In light of his executive order issued Nov. 20, Obama referenced his immigration policy to attract skilled professionals to the United States, drawing extended applause from the auditorium.

“The immigration issue is, I recognize, one that generates a lot of passion, but it does not make sense for us to want to push talent out rather than to make sure that they’re staying here and contributing to society,” he said.

DANIEL SMITH/THE HOYA First Lady Michelle Obama called attention to inequality in the college admissions process in her speech Thursday.
DANIEL SMITH/THE HOYA
First Lady Michelle Obama called attention to inequality in the college admissions process in her speech Thursday.

Supporting College Students

To reap the economic benefits of education, the day emphasized the need to support college students toward graduation. Obama pointed out that students who fail to complete their degree are left with an added burden of debt, but without the skills necessary for a higher-wage job.

“If they’re simply enrolling and not graduating, if they’re enrolling and not getting the skills that they need, then we’re not delivering on our promise,” he said.

During the first discussion of the day, panelists brainstormed initiatives to change campus culture in order to encourage students to remain enrolled.

Arizona State University President Michael Crow noted the need to pay special attention to science, technology, engineering and mathematics majors who often drop after introductory courses. He said a re-evaluation of one required physics course resulted in a 40 percent reduction in students dropping the major from fall 2012 to spring 2013.

Increasing College Accessibility

The final broad theme of the day was a critical look at increasing accessibility for low-income and first-generation high school students. Speakers emphasized that a change in higher education stems from fundamental improvements in primary and high school learning.

Muñoz said this change must span the entire life of the student.

“[The approach is] really zero to 16 [years old] if we’re going to be successful and reach the kind of scale we’re talking about,” she said.

Michelle Obama’s speech focused on her Reach Higher Initiative, which aims to further the education of college counselors helping high school students through the admissions process. With a national average of one counselor per 471 students, many students lack the attention they need to get to college.

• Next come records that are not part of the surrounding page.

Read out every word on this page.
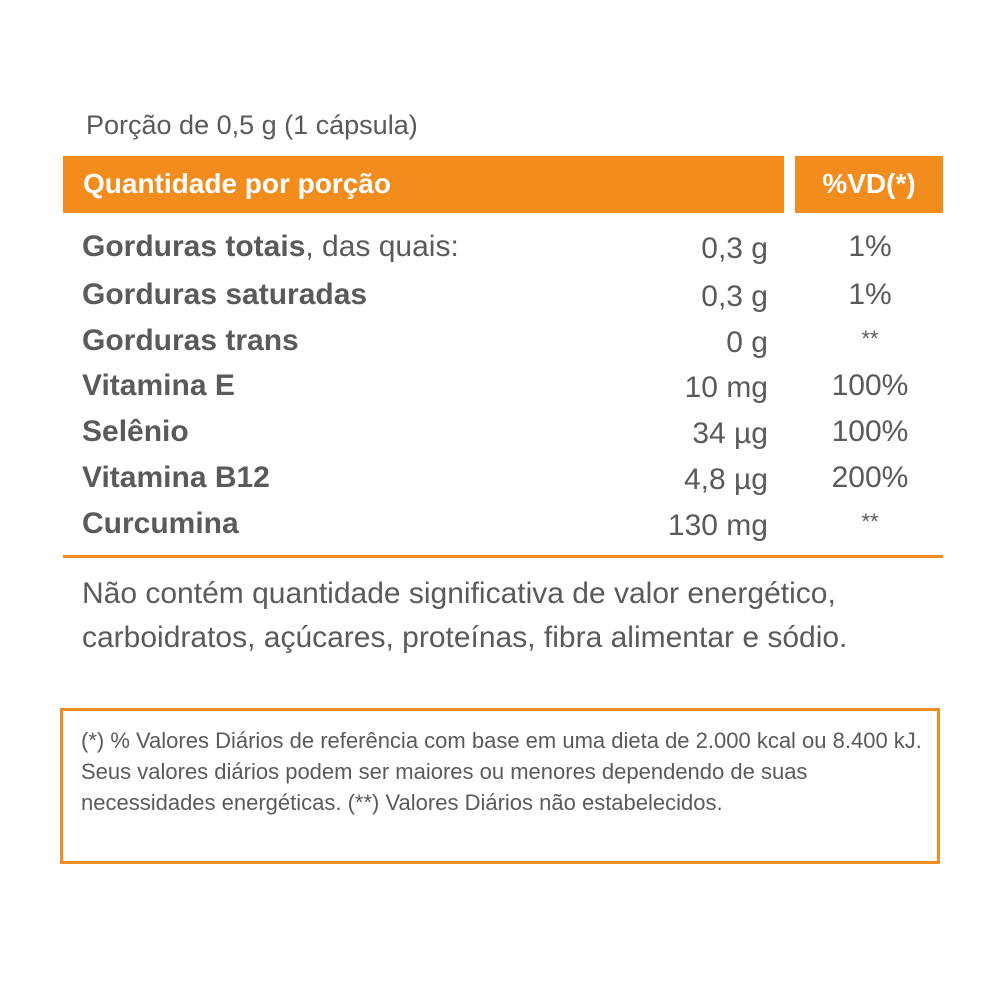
Porção de 0,5 g (1 cápsula)
Quantidade por porção	%VD(*)
Gorduras totais, das quais:	0,3 g	1%
Gorduras saturadas	0,3 g	1%
Gorduras trans	0 g	**
Vitamina E	10 mg	100%
Selênio	34 µg	100%
Vitamina B12	4,8 µg	200%
Curcumina	130 mg	**
Não contém quantidade significativa de valor energético, carboidratos, açúcares, proteínas, fibra alimentar e sódio.

(*) % Valores Diários de referência com base em uma dieta de 2.000 kcal ou 8.400 kJ. Seus valores diários podem ser maiores ou menores dependendo de suas necessidades energéticas. (**) Valores Diários não estabelecidos.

The first lady described this process as two divided worlds. The first, she said, is full of kids who lack the resources to be competitive in the college process, suffering from misinformation about topics such as the SAT or ACT, how to apply for financial aid or even where to look. The second is a narrower world of students who have all of these resources readily available.

“The fact is that right now, a small number of students are getting every advantage in the college admissions race while millions of other students who are just as talented can’t even begin to compete,” she said.

Biden echoed the stratification of high school students in the admissions process.

“I’m worried that we may end up with a two-tiered college system,” he said. “The most elite universities are limited to those who are truly exceptional intellectually and regardless of income are able to get scholarships to go or have significant resources.”

As part of her Reach Higher Initiative, the first lady announced a challenge to university campuses in her speech to send her videos of how they are targeting recruitment of lower-income, first-generation students. She agreed to speak at the commencements of schools with her favorite submissions.

She concluded her call for innovations in the college admissions process by reiterating the national benefits that could be gained from a more educated young population.

“We are depriving ourselves of so much human potential in this country,” the first lady said. “From the scientific discoveries these kids might make to the businesses that they might build to the leadership that they one day might show in all of our communities — we’re missing all of that.”